Ecoli3 model

[From Bill Powers (941104.0740 MST)]

Rick Marken (941103.2100),
Bruce Abbott (941103.2000)--

I see that it took Rick about three hours to pin down the correct
analysis of Bruce's program. I've just looked at it, and I agree with
Rick. It's a nice program, it works, and it is a control-system program
-- but it doesn't have any reinforcement in it. Furthermore, the attempt
to introduce reinforcement by letting past experience carry over into
the present causes a deterioration in performance. I will, of course,
elaborate.

In a repetitive situation, "probability" translates into frequency or
inverse delay. On every iteration, there is a chance that a tumble will
occur. The mean delay to the next tumble is the probability of no tumble
on a given iteration raised to the power that gives a probability of
0.5, so

(1) t = ln(0.5)/(ln(Pr)) where t is measured in iterations.

The two steps

      if pTumbleGivenSplus > pMin then
          pTumbleGivenSplus := pTumbleGivenSplus - LearnRate;
and
      if pTumbleGivenSminus < pMax then
          pTumbleGivenSminus := pTumbleGivenSminus + LearnRate;

have the effect of maintaining the total probability of a tumble between
the limits pMin and pMax. pMin is 0.001, and pMax is 0.5. If the
gradient is positive, pTumbleGivenSPlus is gradually decreased toward
pMin, iteration by iteration. From Eq. (1) we can see that this will
decrease Pr, and thus increase t -- the next tumble will be delayed. By
the same reasoning, if the gradient is negative, the next tumble will
occur sooner. The effect is nonlinear, but as with most control systems,
the system works anyway.

The "learning" that takes place occurs in the interval between one
tumble and the next one. Its only effect is to increase and decrease the
delay to the next tumble based on the _current_ sensed gradient. In my
implementation the same thing occurs, but much more simply:

DeltaT := gain*(ref - dNut);
T := T + T0 + DeltaT;
if T > Tmax then tumble;

T0 is a baseline tumbling rate. Of course T has to be kept from going
negative. If you make gain very large, so a single DeltaT is enough to
switch from a very long delay to zero delay, this reduces to your first
program.

Your model will work just as mine does, although not as efficiently
because it is set to slow down the adjustment of delay so that a number
of iterations is required to make any substantial change in the delay.

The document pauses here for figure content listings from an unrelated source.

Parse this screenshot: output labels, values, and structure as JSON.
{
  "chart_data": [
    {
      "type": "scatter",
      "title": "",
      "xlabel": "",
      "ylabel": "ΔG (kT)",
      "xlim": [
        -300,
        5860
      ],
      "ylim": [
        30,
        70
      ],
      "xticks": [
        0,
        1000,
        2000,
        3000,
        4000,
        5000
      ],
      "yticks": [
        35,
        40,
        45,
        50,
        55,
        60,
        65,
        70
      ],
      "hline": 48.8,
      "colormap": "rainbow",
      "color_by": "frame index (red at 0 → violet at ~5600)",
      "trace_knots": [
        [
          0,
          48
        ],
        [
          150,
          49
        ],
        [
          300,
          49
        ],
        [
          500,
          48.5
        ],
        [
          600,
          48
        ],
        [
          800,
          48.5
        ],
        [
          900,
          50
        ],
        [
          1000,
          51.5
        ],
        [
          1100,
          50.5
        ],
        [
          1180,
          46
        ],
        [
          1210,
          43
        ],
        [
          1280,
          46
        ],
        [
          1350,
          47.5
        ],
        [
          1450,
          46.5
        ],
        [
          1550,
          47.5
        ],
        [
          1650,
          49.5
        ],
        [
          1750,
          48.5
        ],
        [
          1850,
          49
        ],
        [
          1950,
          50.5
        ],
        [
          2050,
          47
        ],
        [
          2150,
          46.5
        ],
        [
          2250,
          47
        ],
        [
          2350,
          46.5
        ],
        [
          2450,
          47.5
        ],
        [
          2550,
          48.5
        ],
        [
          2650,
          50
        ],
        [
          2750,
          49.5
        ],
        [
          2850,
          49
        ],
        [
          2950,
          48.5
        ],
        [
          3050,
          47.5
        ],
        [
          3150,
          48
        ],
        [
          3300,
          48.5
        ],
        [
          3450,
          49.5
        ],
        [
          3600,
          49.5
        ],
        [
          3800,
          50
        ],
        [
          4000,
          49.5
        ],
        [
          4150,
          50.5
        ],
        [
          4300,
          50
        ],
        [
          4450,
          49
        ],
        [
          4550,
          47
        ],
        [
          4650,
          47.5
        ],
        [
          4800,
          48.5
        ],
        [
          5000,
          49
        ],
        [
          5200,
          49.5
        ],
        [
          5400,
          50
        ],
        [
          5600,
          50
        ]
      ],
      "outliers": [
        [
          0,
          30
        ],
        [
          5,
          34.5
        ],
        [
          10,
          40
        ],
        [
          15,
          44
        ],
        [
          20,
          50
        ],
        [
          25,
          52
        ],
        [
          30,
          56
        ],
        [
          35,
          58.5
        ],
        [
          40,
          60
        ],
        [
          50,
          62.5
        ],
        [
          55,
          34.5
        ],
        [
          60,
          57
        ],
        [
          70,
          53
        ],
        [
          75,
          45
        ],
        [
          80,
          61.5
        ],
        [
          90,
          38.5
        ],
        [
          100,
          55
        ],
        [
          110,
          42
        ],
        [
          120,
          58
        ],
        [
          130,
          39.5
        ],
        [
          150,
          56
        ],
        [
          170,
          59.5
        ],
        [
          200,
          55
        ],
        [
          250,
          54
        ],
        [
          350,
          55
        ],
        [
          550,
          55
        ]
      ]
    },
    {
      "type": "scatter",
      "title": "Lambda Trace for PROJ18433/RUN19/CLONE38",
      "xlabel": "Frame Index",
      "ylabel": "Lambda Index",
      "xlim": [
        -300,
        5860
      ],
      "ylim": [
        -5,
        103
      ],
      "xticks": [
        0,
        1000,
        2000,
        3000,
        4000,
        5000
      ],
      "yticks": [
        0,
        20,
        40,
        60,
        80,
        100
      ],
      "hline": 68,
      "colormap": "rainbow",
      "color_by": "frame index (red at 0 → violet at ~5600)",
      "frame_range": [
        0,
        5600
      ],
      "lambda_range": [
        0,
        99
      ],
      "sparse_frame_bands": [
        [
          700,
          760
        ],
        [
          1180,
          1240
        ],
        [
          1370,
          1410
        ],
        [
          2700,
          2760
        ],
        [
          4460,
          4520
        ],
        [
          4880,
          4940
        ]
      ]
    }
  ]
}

You use a very small value for LearnRate, presumably so the effect will
carry over from tumble to tumble. This, however, greatly reduces the
efficiency of goal-seeking. If you change LearnRate from 0.00005 to 0.05
(larger by a factor of 1000), you will find the approach to the goal
very much faster, with a far smaller range of random movement around the
goal once it is reached. This is because you _remove_ the carryover from
one tumble to the next. Since any given probability of a tumble is
followed, at random, by either better or worse results, allowing a
carryover of values of the probabilities means that half the time the
next delay will be wrong. Speeding up the "learning" so it is complete
within a fraction of the tumble delay means that you remove this
carryover from one tumble to the next, and that makes the delay
appropriate to the _current_ conditions, not the past conditions. The
dramatic improvement in speed of reaching the target shows the removal
of incorrect delays.

The approach could be made even more efficient by using my systematic
method (or yours) rather than a probabilistic way of adjusting the
delay. With a probabilistic method, if dNut is positive, which should
always call for a long delay, sometimes a short delay will occur, with
about a 50% chance that the next direction of movement will be
unfavorable. Going to a systematic method of adjusting the delay, as
above, or as in your first simulation, will remove those wrong delay-
lengths, and further improve the performance.

If you make the learning rate even smaller than in your initialization,
so that the adjustment of delay is more and more influenced by past
experience in relation to current experience, the performance will
simply get worse and worse, until you approach a random walk.

I also agree with Rick's approval of your modeling approach. When you
lay out your hypothesis in the form of a working model, you make
evaluation of the huypothesis orders of magnitude easier than it would
be if presented only in words.

···

----------------------------------------------------------------------
Best,

Bill P.